Les critiques à la monétarisation de la nature sont multiples et variées selon leur objet, la discipline mobilisée, le positionnement épistémologique, etc. Il est par ailleurs possible de trouver dans la littérature scientifique plusieurs typologies différentes à ce sujet. Dans ce travail de recherche, nous proposons de structurer notre argumentation à travers une dichotomie basique distinguant les critiques « internes » des critiques « externes » (Bromley 1990 : 87 ; Jacobs [1991] 1997 : 342 ; Gregory et al. 1993 : 177 ; Blamey et al. 1995 : 266 ; O’Connor 1997 : 154 ; Aldred 2006 : 146 ; Stagl 2007 : 12 ; Spash 2008b : 261 ; etc.)20 :

i) les critiques internes englobent les différents biais qui peuvent exister dans les méthodes d’évaluation monétaire de l’environnement et notamment dans la Méthode d’Evaluation Contingente (MEC). En principe, il est possible de corriger ces problèmes (ou biais) grâce au raffinement des techniques communément employées par l’Economie standard. Cette catégorie de critiques invoque donc des questions ayant trait à la validité logique des diverses techniques utilisées par les économistes et ce, bien entendu, aux yeux de l’idéologie sous-jacente à la discipline scientifique en question (l’Economie)21. Les critiques internes se réfèrent donc à la consistance et à la cohérence internes des méthodes d’évaluation utilisées.
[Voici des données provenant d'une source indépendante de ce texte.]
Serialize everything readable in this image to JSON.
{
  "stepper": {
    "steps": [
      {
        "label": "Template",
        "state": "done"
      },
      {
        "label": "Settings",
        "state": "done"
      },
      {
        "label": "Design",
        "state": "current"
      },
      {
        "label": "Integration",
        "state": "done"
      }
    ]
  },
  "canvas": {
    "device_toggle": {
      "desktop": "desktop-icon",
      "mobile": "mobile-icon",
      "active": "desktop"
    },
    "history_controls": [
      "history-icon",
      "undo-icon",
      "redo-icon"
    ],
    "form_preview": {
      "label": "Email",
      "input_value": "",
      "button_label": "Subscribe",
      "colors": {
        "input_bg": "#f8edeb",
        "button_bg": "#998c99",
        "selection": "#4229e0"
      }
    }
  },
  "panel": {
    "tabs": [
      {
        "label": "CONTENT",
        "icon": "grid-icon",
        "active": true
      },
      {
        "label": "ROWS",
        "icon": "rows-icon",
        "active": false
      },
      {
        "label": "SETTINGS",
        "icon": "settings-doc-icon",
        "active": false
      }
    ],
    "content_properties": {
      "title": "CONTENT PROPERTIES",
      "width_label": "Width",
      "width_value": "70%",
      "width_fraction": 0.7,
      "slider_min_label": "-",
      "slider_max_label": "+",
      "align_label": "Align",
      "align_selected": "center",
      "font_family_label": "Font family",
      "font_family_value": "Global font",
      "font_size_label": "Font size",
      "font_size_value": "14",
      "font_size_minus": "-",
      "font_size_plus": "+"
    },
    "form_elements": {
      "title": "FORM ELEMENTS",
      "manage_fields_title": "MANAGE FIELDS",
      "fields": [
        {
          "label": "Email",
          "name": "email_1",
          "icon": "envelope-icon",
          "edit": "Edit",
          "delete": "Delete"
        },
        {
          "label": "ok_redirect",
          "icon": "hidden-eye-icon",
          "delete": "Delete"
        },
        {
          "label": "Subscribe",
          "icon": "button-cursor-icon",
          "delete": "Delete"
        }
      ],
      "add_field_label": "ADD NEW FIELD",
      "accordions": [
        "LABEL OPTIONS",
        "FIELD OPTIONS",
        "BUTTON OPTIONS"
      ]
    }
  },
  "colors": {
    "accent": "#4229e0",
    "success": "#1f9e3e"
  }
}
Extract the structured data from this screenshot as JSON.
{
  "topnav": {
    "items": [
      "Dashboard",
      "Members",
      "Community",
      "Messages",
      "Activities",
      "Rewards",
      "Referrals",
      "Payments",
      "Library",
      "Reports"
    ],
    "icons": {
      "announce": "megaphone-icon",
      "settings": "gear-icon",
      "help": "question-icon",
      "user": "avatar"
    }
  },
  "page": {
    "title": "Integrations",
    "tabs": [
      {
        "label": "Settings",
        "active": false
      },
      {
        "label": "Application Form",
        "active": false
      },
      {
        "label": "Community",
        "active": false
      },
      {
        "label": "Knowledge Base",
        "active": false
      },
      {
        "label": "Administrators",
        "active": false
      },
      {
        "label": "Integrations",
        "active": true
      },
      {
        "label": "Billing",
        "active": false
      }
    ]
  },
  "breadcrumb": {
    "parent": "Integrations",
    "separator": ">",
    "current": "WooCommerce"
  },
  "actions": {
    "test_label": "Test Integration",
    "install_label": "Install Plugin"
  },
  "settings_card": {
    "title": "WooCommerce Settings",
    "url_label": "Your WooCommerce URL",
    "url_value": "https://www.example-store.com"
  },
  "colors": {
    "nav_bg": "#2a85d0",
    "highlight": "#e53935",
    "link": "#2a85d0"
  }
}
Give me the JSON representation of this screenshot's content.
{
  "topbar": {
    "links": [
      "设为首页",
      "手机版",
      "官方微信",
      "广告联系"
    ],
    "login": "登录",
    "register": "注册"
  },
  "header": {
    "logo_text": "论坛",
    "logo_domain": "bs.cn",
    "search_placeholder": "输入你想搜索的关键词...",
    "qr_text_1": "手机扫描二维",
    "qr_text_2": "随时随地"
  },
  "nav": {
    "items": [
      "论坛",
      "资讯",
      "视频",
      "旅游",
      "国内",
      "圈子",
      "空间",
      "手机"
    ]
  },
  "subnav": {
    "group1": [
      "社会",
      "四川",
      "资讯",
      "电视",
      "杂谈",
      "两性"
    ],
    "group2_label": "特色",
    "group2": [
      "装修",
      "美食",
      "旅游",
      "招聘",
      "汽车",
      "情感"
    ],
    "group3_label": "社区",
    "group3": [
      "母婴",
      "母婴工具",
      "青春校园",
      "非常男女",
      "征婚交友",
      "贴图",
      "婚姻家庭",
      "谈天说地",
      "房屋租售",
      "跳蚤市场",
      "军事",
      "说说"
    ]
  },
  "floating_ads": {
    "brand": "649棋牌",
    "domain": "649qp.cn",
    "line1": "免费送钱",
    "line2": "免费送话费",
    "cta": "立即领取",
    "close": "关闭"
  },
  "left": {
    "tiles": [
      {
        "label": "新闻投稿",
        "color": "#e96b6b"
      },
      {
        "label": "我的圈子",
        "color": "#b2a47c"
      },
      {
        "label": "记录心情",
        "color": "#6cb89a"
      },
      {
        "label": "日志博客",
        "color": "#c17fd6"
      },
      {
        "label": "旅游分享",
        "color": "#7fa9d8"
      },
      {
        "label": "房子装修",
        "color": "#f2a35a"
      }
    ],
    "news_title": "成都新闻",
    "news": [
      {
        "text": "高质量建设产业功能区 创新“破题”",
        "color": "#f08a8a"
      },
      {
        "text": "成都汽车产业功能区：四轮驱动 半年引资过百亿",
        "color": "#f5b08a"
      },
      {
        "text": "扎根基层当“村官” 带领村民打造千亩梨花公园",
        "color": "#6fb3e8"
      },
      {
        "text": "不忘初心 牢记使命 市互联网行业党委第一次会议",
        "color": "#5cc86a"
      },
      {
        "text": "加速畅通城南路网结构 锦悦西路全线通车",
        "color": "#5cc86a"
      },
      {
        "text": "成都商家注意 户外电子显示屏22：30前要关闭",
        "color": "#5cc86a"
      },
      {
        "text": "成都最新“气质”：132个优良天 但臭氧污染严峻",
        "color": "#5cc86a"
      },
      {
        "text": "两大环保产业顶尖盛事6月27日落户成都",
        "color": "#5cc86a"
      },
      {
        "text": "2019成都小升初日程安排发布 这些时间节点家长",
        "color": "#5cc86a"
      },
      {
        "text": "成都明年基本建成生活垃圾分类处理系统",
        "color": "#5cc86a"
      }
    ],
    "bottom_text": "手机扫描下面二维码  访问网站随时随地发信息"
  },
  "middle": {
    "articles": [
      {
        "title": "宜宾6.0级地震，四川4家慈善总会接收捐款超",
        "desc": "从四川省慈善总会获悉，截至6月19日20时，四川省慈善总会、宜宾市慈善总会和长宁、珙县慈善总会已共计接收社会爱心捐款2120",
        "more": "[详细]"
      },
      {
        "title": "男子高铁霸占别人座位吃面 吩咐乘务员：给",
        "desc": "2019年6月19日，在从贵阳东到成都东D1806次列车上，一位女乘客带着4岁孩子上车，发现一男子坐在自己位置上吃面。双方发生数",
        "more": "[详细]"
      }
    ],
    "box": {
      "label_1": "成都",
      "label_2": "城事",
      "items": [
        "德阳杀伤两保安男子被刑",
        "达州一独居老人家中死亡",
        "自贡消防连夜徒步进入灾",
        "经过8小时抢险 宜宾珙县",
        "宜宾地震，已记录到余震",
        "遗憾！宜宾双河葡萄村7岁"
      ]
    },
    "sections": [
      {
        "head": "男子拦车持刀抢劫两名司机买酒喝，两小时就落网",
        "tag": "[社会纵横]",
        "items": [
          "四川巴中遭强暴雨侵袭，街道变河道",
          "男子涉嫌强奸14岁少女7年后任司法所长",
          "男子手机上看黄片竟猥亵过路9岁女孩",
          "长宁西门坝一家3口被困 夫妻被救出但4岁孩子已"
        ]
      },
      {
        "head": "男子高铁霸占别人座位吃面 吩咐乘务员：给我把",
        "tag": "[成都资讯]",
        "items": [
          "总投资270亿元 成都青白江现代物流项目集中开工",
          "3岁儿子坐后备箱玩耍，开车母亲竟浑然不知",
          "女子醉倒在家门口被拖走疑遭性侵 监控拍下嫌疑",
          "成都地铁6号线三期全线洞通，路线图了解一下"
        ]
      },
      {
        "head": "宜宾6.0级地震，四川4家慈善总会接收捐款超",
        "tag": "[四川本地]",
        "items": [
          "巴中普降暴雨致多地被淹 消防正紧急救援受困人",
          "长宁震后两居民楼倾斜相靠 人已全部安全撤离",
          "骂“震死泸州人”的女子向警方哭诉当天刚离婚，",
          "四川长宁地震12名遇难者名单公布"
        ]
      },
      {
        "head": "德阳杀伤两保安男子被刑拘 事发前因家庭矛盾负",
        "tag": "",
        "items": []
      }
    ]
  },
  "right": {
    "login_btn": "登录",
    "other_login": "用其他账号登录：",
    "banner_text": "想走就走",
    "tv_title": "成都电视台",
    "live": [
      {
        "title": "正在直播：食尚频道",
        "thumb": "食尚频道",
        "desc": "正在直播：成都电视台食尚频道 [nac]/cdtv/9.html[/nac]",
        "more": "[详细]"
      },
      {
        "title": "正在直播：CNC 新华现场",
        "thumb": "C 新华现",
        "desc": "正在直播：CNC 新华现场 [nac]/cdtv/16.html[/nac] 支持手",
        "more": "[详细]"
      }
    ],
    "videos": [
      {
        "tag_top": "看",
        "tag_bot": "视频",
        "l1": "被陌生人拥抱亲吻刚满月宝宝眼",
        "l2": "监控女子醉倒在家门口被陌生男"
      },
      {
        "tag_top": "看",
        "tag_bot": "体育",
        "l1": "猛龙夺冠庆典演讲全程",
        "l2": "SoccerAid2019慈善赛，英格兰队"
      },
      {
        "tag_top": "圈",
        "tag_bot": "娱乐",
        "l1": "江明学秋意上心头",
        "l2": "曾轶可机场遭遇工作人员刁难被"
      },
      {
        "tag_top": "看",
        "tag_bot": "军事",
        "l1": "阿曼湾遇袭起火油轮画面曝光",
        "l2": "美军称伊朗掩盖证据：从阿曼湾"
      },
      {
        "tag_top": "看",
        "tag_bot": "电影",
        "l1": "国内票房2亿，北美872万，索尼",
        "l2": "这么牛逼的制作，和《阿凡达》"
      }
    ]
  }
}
ii) les critiques externes (ou de principe) ont en commun le fait de mettre en cause la pertinence globale du processus de monétarisation. Il ne s’agit plus de problèmes pouvant être résolus à travers une analyse plus affinée, mais plutôt de problèmes de fond exigeant un cadre d’analyse alternatif. Ces critiques renvoient à la question de la concordance, autrement dit, au degré de correspondance entre un modèle ou une théorie et la réalité qu’il ou elle prétend expliquer.

Bref, alors que le premier groupe de critiques se focalise sur la plus ou moins grande précision des valeurs monétaires attachées à l’environnement, le deuxième groupe, lui, met en question le sens global d’une telle valorisation chrématistique.

19 Traduit par l’auteur.

20 Bien que les termes « internes » et « externes » ne soient employés ni pas Jacobs ([1991] 1997) ni par Gregory et al. (1993), leur raisonnement correspond à celui décrit dans cette dichotomie.

21 Le concept d’idéologie doit être compris comme un système commun de significations et de compréhensions permettant de typifier certains comportements (Bromley 1990 : 87).

Etant donné l’importance de la Méthode de l’Evaluation Contingente (MEC) parmi les évaluations monétaires appliquées à la problématique des feux de forêt (voir section 2.3), nous faisons le choix dans cette section de focaliser la majorité des critiques sur cet outil d’évaluation particulier. Par ailleurs, nous proposons de classer les critiques « externes » à la monétarisation des impacts du feu en trois catégories principales que nous avons répertoriées dans la littérature scientifique (voir figure 2.5 ; page 82). Une telle structuration ne découle donc pas directement d’un auteur en particulier, mais s’inspire de l’ensemble des publications répertoriées et étudiées dans le cadre de ce travail de recherche. La typologie proposée vise donc à articuler et à illustrer les arguments les plus pertinents vis-à-vis de la problématique du feu. Il s’agit d’une structuration possible parmi d’autres, pas forcément exhaustive et admettant des ponts aussi bien thématiques que logiques entre les différentes catégories identifiées.